Apple prüft CXMT-DRAM-Käufe wegen Speicherknappheit
Apple steht angesichts globaler Speicherknappheit und geopolitischer Hürden bei DRAM-Lieferketten unter Druck, zusätzliche Bezugsquellen zu sichern.

Apple will eine Genehmigung einholen, um DRAM von CXMT beziehen zu können. CXMT steht auf einer US Sanktionsliste und gilt damit als regulatorisch sensibler Zulieferer.
Der Hintergrund ist eine weltweite Verknappung von Speicherchips durch KI Datenzentren. Die Nachfrage nach DRAM und NAND steigt laut «Heise» im gesamten Halbleitermarkt deutlich an.

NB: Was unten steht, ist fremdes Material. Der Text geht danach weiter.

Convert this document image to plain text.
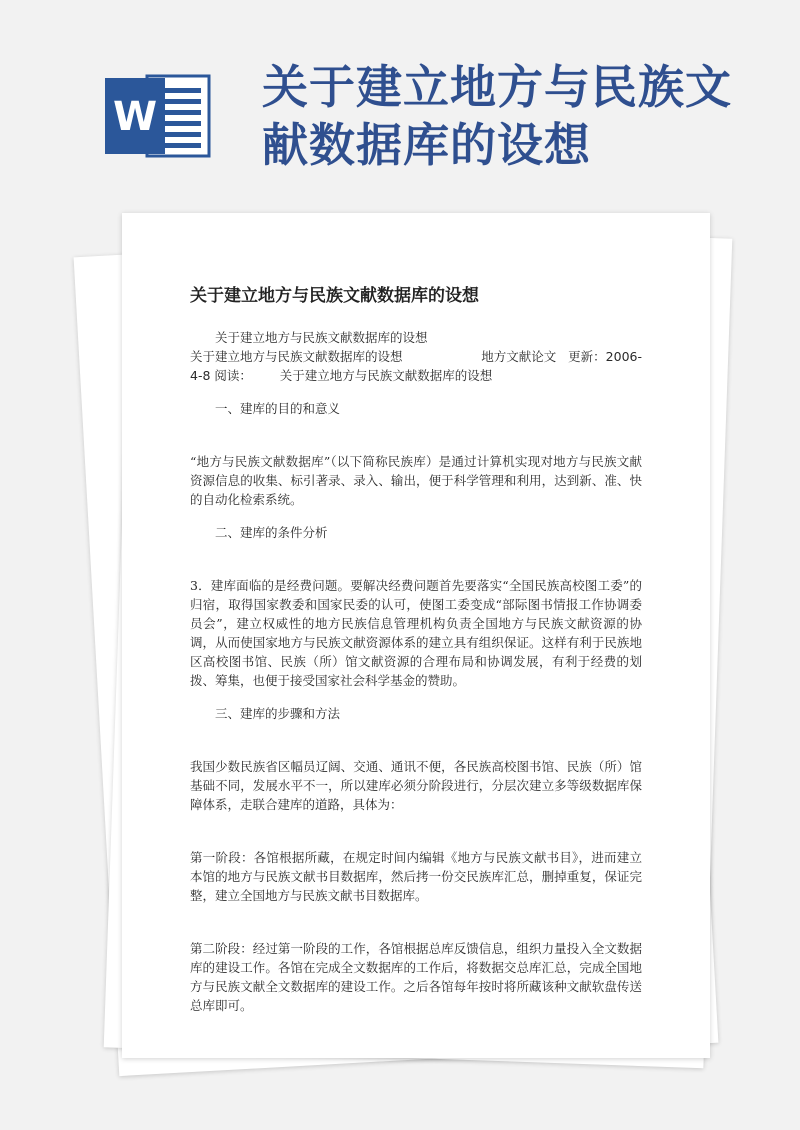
W
关于建立地方与民族文献数据库的设想
关于建立地方与民族文献数据库的设想

关于建立地方与民族文献数据库的设想

关于建立地方与民族文献数据库的设想	地方文献论文 更新：2006-

4-8 阅读： 关于建立地方与民族文献数据库的设想

一、建库的目的和意义

“地方与民族文献数据库”（以下简称民族库）是通过计算机实现对地方与民族文献资源信息的收集、标引著录、录入、输出，便于科学管理和利用，达到新、准、快的自动化检索系统。

二、建库的条件分析

3．建库面临的是经费问题。要解决经费问题首先要落实“全国民族高校图工委”的归宿，取得国家教委和国家民委的认可，使图工委变成“部际图书情报工作协调委员会”，建立权威性的地方民族信息管理机构负责全国地方与民族文献资源的协调，从而使国家地方与民族文献资源体系的建立具有组织保证。这样有利于民族地区高校图书馆、民族（所）馆文献资源的合理布局和协调发展，有利于经费的划拨、筹集，也便于接受国家社会科学基金的赞助。

三、建库的步骤和方法

我国少数民族省区幅员辽阔、交通、通讯不便，各民族高校图书馆、民族（所）馆基础不同，发展水平不一，所以建库必须分阶段进行，分层次建立多等级数据库保障体系，走联合建库的道路，具体为：

第一阶段：各馆根据所藏，在规定时间内编辑《地方与民族文献书目》，进而建立本馆的地方与民族文献书目数据库，然后拷一份交民族库汇总，删掉重复，保证完整，建立全国地方与民族文献书目数据库。

第二阶段：经过第一阶段的工作，各馆根据总库反馈信息，组织力量投入全文数据库的建设工作。各馆在完成全文数据库的工作后，将数据交总库汇总，完成全国地方与民族文献全文数据库的建设工作。之后各馆每年按时将所藏该种文献软盘传送总库即可。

Das Technologieunternehmen versucht zusätzliche Speicherquellen zur Stabilisierung der Lieferkette zu erschliessen. Dabei spielt die Genehmigung durch US-Behörden eine zentrale Rolle im Beschaffungsprozess.
Marktreaktion und Kursentwicklung
Die Apple-Aktie zeigte eine leichte Erholung im Handel, wie der «Goldesel» schreibt. Der Kurs lag zeitweise bei rund 248,95 Euro und bewegte sich im Tagesplus.
Nach einem vorherigen Rücksetzer kam es zu einer kurzfristigen Stabilisierung. Die Marktreaktion wird mit Erwartungen an bessere Planbarkeit in der Lieferkette verbunden.
Apple hat der «Borncity» zufolge Preise für Mac und iPad in Vietnam deutlich erhöht. Die Anpassungen betragen je nach Produkt bis zu dreissig Prozent.
Globale Speicherknappheit setzt Apple unter Druck
Als Auslöser gilt die globale Speicherknappheit im Halbleitersektor. Die steigenden RAM-Kosten wirken sich laut Bericht auf mehrere Produktkategorien aus.
Das iPhone 17 bleibt vorerst von Preiserhöhungen ausgenommen. Analysten erwarten jedoch mögliche Auswirkungen auf kommende Geräteserien.

Das Technologieunternehmen betreibt laut «Heise» Lobbyarbeit für eine Freigabe von CXMT Speicherimporten. Die Entscheidung liegt bei US-Behörden und ist politisch sowie sicherheitspolitisch relevant.